Serangan pada cipher blok dapat disebut berhasil jika kita dapat menentukan "keacakan" yang digunakan algoritma untuk memilih ciphertext yang sesuai dengan plaintext. Keacakan ini memungkinkan dalam kasus terburuk untuk menghitung kunci enkripsi.
(Non) linearitas
Proses enkripsi dalam cipher blok dapat diwakili oleh formula sederhana
C = M x K
di mana C adalah ciphertext, M adalah plaintext, K adalah kunci enkripsi, dan x adalah cipher blok.
Rumus ini secara visual mirip dengan rumus persamaan persamaan linear y = kx + b, grafiknya adalah garis lurus.
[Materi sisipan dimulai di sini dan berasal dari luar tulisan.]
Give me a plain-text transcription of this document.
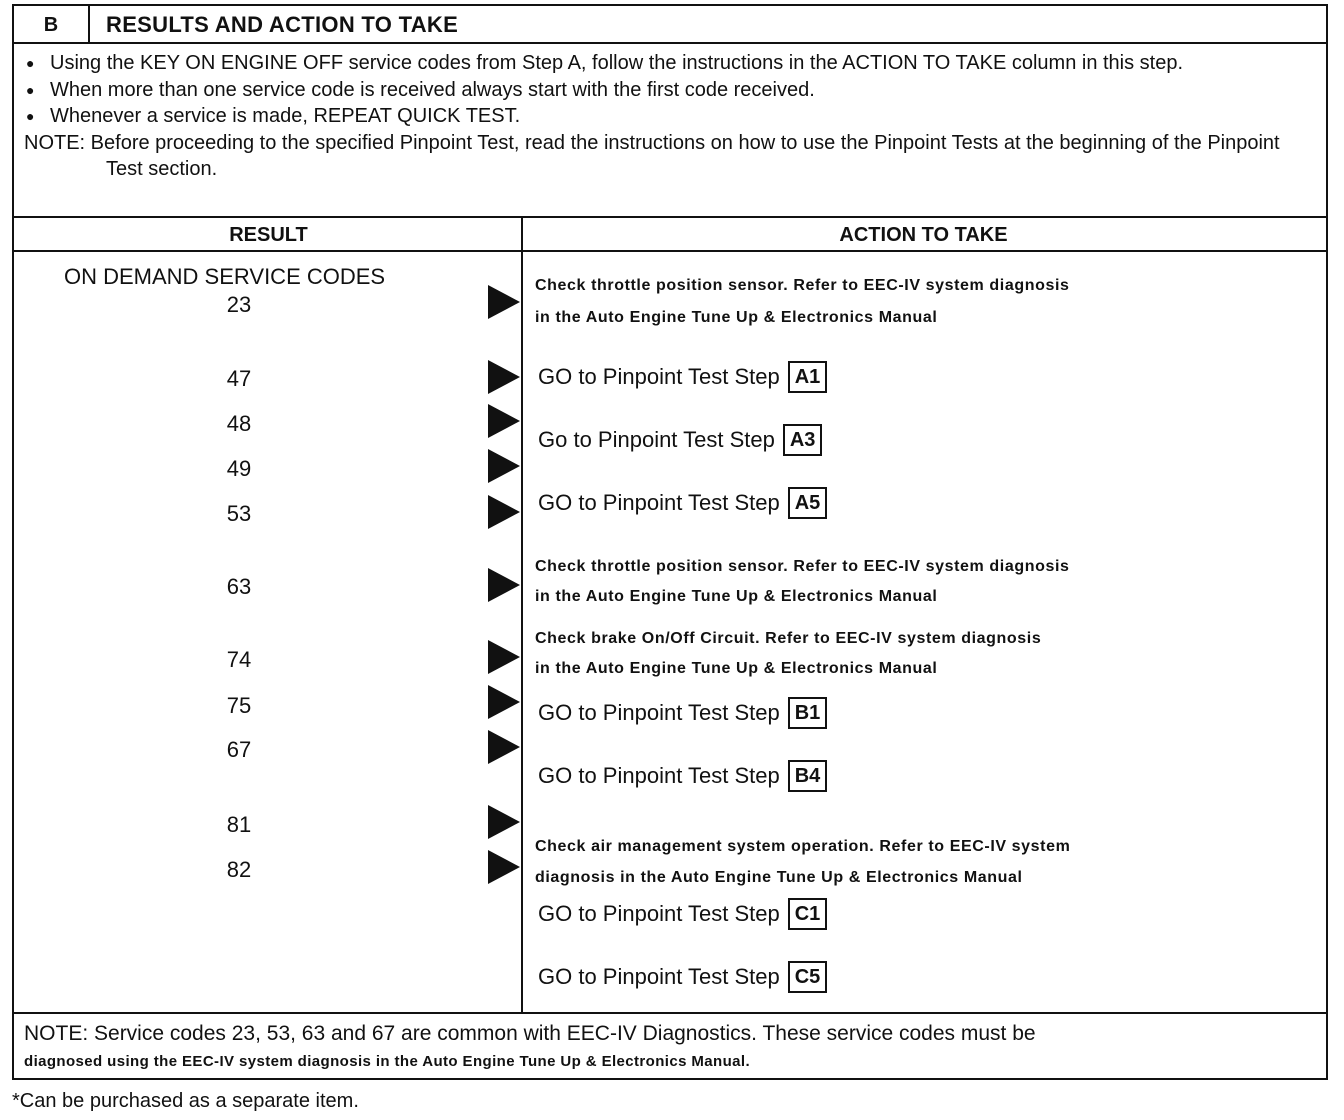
B	RESULTS AND ACTION TO TAKE
● Using the KEY ON ENGINE OFF service codes from Step A, follow the instructions in the ACTION TO TAKE column in this step.
● When more than one service code is received always start with the first code received.
● Whenever a service is made, REPEAT QUICK TEST.
NOTE: Before proceeding to the specified Pinpoint Test, read the instructions on how to use the Pinpoint Tests at the beginning of the Pinpoint Test section.
RESULT	ACTION TO TAKE
ON DEMAND SERVICE CODES
23
47
48
49
53
63
74
75
67
81
82
Check throttle position sensor. Refer to EEC-IV system diagnosis
in the Auto Engine Tune Up & Electronics Manual
GO to Pinpoint Test Step A1
Go to Pinpoint Test Step A3
GO to Pinpoint Test Step A5
Check throttle position sensor. Refer to EEC-IV system diagnosis
in the Auto Engine Tune Up & Electronics Manual
Check brake On/Off Circuit. Refer to EEC-IV system diagnosis
in the Auto Engine Tune Up & Electronics Manual
GO to Pinpoint Test Step B1
GO to Pinpoint Test Step B4
Check air management system operation. Refer to EEC-IV system
diagnosis in the Auto Engine Tune Up & Electronics Manual
GO to Pinpoint Test Step C1
GO to Pinpoint Test Step C5
NOTE: Service codes 23, 53, 63 and 67 are common with EEC-IV Diagnostics. These service codes must be
diagnosed using the EEC-IV system diagnosis in the Auto Engine Tune Up & Electronics Manual.
*Can be purchased as a separate item.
Setiap garis lurus dapat dikembalikan hanya dalam dua poin. Dan pada saat yang sama,
kami benar-benar tidak ingin itu dalam dua pasang plaintext - ciphertext, Anda dapat mengembalikan kunci enkripsi. Untuk ini, lapisan khusus ditambahkan ke algoritma enkripsi yang bertanggung jawab untuk
non- linearitas. Lapisan-lapisan ini dirancang untuk mencegah kemungkinan menghitung hubungan antara plaintext, ciphertext, dan kunci.
Kualitas mereka sangat penting untuk keamanan algoritma.Apa itu SBox?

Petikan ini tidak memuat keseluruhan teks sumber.